Die Europäische Zentralbank springt Unternehmen und Staaten mit umfassenden Anleihekäufen bei. Das Notfallprogramm soll mindestens bis Jahresende laufen. „Es gibt keine Grenzen für unser Engagement
für den Euro", twitterte EZB-Präsidentin Christine Lagarde. Auch Unternehmensanleihen und Papiere der hoch verschuldeten Eurostaaten werden gekauft. Das half den griechischen Bonds, deren Rendite zeitweise auf 2,02 Prozent sank. Auch die Renditen für Portugal, Spanien und Italien gaben deutlich nach.

Vollbremsung für die Wirtschaft

Die Bundesregierung legt ebenfalls milliardenschwere Programme auf, um so viele Insolvenzen wie möglich zu verhindern. Dafür kann sie nach eigener Auffassung unbegrenzt Schulden machen. Die Wirtschaft leidet derzeit unter der Vollbremsung, der Ifo-Index brach ein und fiel auf den tiefsten Stand seit März 2009.

>> ifo: Deutschlands Wirtschaft könnte um sechs Prozent schrumpfen

Die Furcht vor einer weltweiten Rezession ließ Anleger bei Industriemetallen die Reißleine ziehen. Der Kupferpreis brach in der Spitze um 7,9 Prozent auf 4371 Dollar je Tonne ein.
Damit ist das als Barometer für die Weltkonjunktur geltende Industriemetall so billig wie seit mehr als vier Jahren nicht mehr und hat auf Wochensicht rund 18 Prozent an Wert verloren. Guy Wolf, Chefanalyst beim Rohstoff-Brokerhaus Marex Spectron, beschreibt die Situation als „Massenpanik“ und sagt: „In diesem Umfeld sind die Preise wo sie sind, weil jemand verkauft und verkaufen muss - sie haben keine Wahl."
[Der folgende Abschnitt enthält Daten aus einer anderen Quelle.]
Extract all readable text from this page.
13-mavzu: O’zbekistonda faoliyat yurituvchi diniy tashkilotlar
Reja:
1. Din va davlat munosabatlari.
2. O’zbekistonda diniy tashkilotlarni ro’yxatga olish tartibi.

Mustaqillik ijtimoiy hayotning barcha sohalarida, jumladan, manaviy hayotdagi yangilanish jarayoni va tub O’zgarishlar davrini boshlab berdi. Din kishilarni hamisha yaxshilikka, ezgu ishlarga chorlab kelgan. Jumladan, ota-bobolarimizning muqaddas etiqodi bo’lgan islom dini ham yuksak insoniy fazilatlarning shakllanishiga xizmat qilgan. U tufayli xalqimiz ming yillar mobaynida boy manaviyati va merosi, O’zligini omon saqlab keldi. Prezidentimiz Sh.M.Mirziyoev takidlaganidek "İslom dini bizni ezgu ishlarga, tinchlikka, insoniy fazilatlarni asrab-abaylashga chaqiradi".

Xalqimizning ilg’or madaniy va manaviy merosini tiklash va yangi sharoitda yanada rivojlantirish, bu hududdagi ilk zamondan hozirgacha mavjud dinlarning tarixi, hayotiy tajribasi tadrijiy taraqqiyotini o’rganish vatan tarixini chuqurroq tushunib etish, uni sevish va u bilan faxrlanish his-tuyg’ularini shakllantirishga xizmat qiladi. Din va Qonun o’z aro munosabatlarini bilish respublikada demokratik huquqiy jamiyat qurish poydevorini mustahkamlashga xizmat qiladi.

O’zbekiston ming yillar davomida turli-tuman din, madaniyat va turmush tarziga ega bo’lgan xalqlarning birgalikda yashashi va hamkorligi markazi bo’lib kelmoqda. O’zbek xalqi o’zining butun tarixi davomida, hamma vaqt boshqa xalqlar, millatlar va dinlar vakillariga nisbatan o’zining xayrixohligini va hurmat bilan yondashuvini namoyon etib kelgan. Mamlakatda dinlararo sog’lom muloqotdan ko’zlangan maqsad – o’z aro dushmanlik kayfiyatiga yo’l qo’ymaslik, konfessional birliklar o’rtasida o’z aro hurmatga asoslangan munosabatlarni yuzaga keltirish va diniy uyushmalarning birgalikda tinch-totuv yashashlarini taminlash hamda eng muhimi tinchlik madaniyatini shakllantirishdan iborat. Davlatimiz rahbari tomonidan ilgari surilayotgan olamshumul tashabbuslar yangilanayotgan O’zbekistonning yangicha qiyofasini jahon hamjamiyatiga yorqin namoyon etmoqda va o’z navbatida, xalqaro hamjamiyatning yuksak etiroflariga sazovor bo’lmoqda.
„Jetzt werden Dollar gehamstert"

Zugleich suchten Investoren weltweit ihr Heil im Dollar. Der Greenback stieg zu einem Währungskorb um 0,5 Prozent auf den höchsten Stand seit mehr als drei Jahren. „Jeder hamstert jetzt Dollar, genauso wie sich viele Leute weltweit mit Klopapier eindecken", sagte Masayuki Murata, Portfoliomanager bei der Versicherungsgesellschaft Sumitomo Life.
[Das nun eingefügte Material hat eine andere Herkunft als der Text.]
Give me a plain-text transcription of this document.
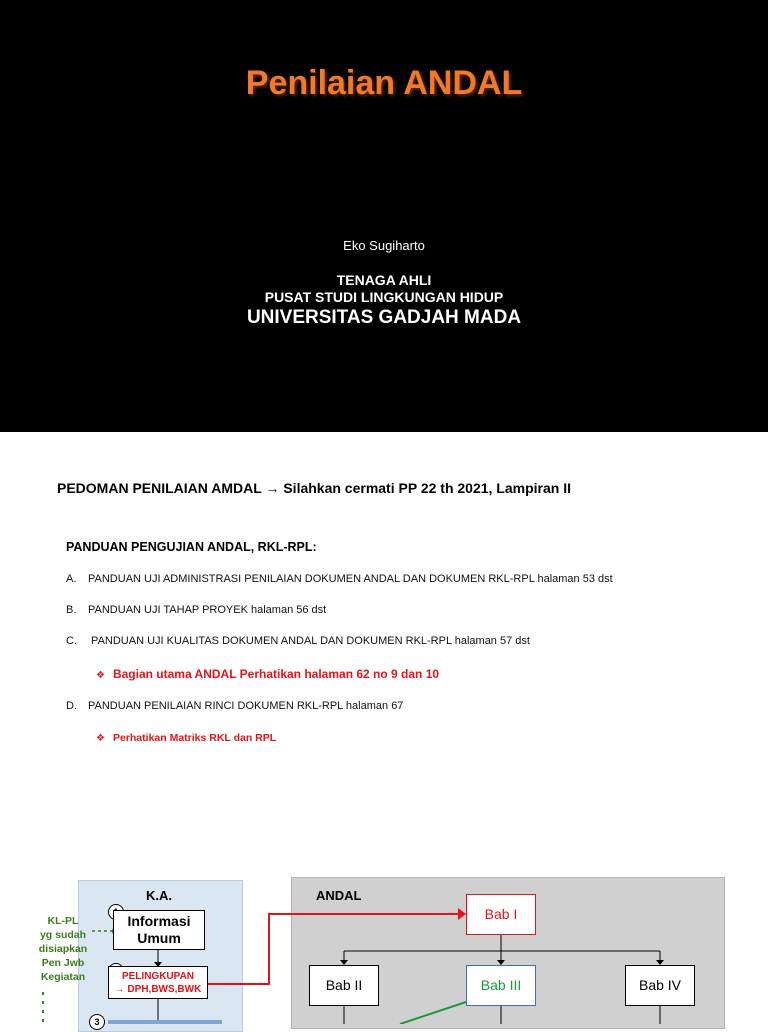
Penilaian ANDAL
Eko Sugiharto
TENAGA AHLI
PUSAT STUDI LINGKUNGAN HIDUP
UNIVERSITAS GADJAH MADA
PEDOMAN PENILAIAN AMDAL → Silahkan cermati PP 22 th 2021, Lampiran II
PANDUAN PENGUJIAN ANDAL, RKL-RPL:
A. PANDUAN UJI ADMINISTRASI PENILAIAN DOKUMEN ANDAL DAN DOKUMEN RKL-RPL halaman 53 dst
B. PANDUAN UJI TAHAP PROYEK halaman 56 dst
C. PANDUAN UJI KUALITAS DOKUMEN ANDAL DAN DOKUMEN RKL-RPL halaman 57 dst
❖ Bagian utama ANDAL Perhatikan halaman 62 no 9 dan 10
D. PANDUAN PENILAIAN RINCI DOKUMEN RKL-RPL halaman 67
❖ Perhatikan Matriks RKL dan RPL
K.A.	ANDAL
KL-PL
yg sudah
disiapkan
Pen Jwb
Kegiatan
Informasi
Umum
PELINGKUPAN
→ DPH,BWS,BWK
3
Bab I
Bab II	Bab III	Bab IV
„Die Maßnahmen der Zentralbanken werden langfristig helfen. Aber derzeit rückt keiner Dollar heraus. Wenn über Bank-Ferien und die Schließung von Börsen gesprochen wird, werden die Leute versuchen, mehr Bares in der Hand zu haben als üblicherweise." Der Euro geriet entsprechend unter Druck und kostete mit 1,0798 Dollar 1,1 Prozent weniger.
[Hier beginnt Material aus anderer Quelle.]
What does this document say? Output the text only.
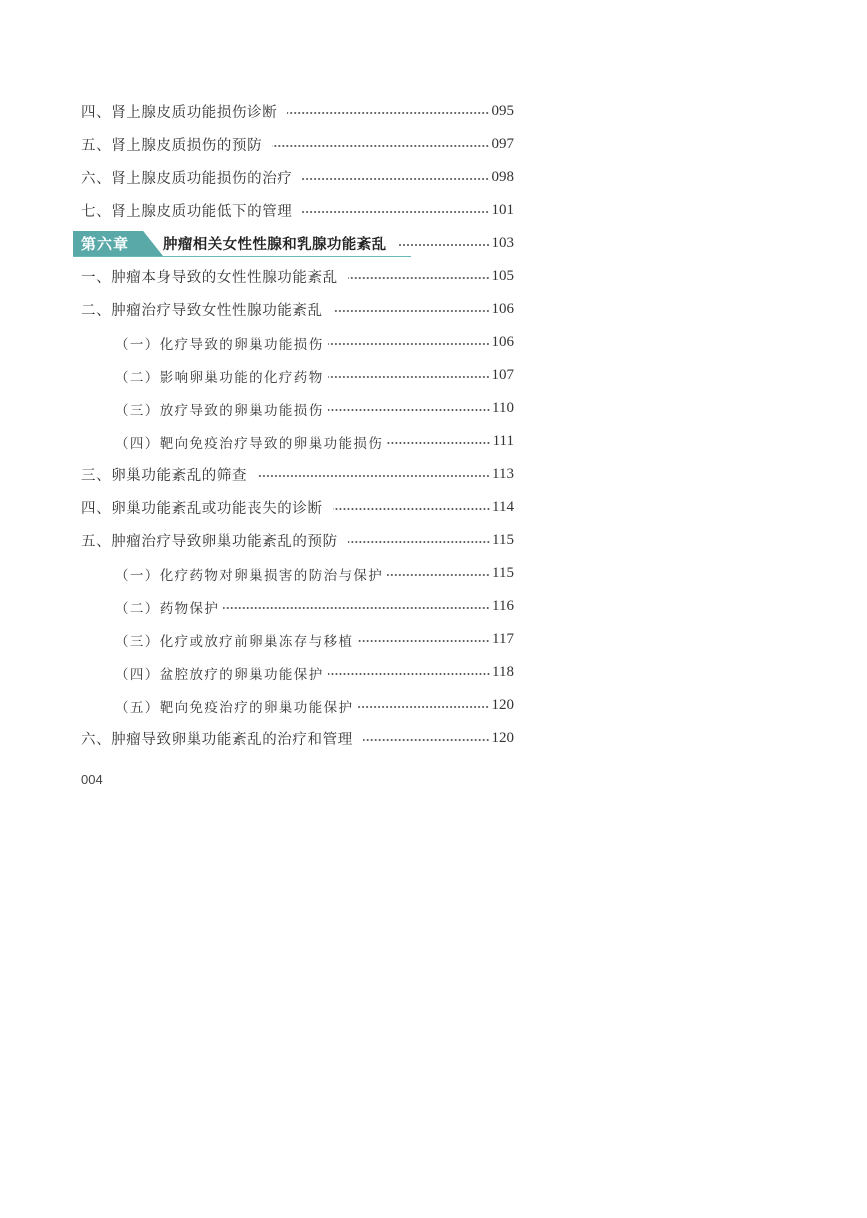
四、肾上腺皮质功能损伤诊断	095
五、肾上腺皮质损伤的预防	097
六、肾上腺皮质功能损伤的治疗	098
七、肾上腺皮质功能低下的管理	101
第六章	肿瘤相关女性性腺和乳腺功能紊乱	103
一、肿瘤本身导致的女性性腺功能紊乱	105
二、肿瘤治疗导致女性性腺功能紊乱	106
（一）化疗导致的卵巢功能损伤	106
（二）影响卵巢功能的化疗药物	107
（三）放疗导致的卵巢功能损伤	110
（四）靶向免疫治疗导致的卵巢功能损伤	111
三、卵巢功能紊乱的筛查	113
四、卵巢功能紊乱或功能丧失的诊断	114
五、肿瘤治疗导致卵巢功能紊乱的预防	115
（一）化疗药物对卵巢损害的防治与保护	115
（二）药物保护	116
（三）化疗或放疗前卵巢冻存与移植	117
（四）盆腔放疗的卵巢功能保护	118
（五）靶向免疫治疗的卵巢功能保护	120
六、肿瘤导致卵巢功能紊乱的治疗和管理	120
004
Das Pfund rutschte sogar um 1,2 Prozent ab auf 1,1471 Dollar. Es notiert damit zum Dollar auf dem niedrigsten Stand seit 35 Jahren. „Das Pfund kollabiert schlichtweg", sagte Carlo Alberto De Casa, Chefanalyst beim Brokerhaus ActivTrades. Die Kehrtwende der Regierung von Boris Johnson bei der Bekämpfung des Virus habe einen neuerlichen Ausverkauf ausgelöst. „Am Markt wird inzwischen mit einer Ausgangssperre gerechnet."

Lieferdienste profitieren

Aktien von Lieferdiensten und Einzelhandel profitierten weiterhin von Stubenhocken und Hamsterkäufen. Neben Hellofresh mit einem Plus von gut zehn Prozent gilt das auch für Metro, die mehr als 15 Prozent zulegen. Auch Shop Apotheke-Titel gewinnen 8,7 Prozent. Für Zooplus geht es bis zu 24 Prozent aufwärts.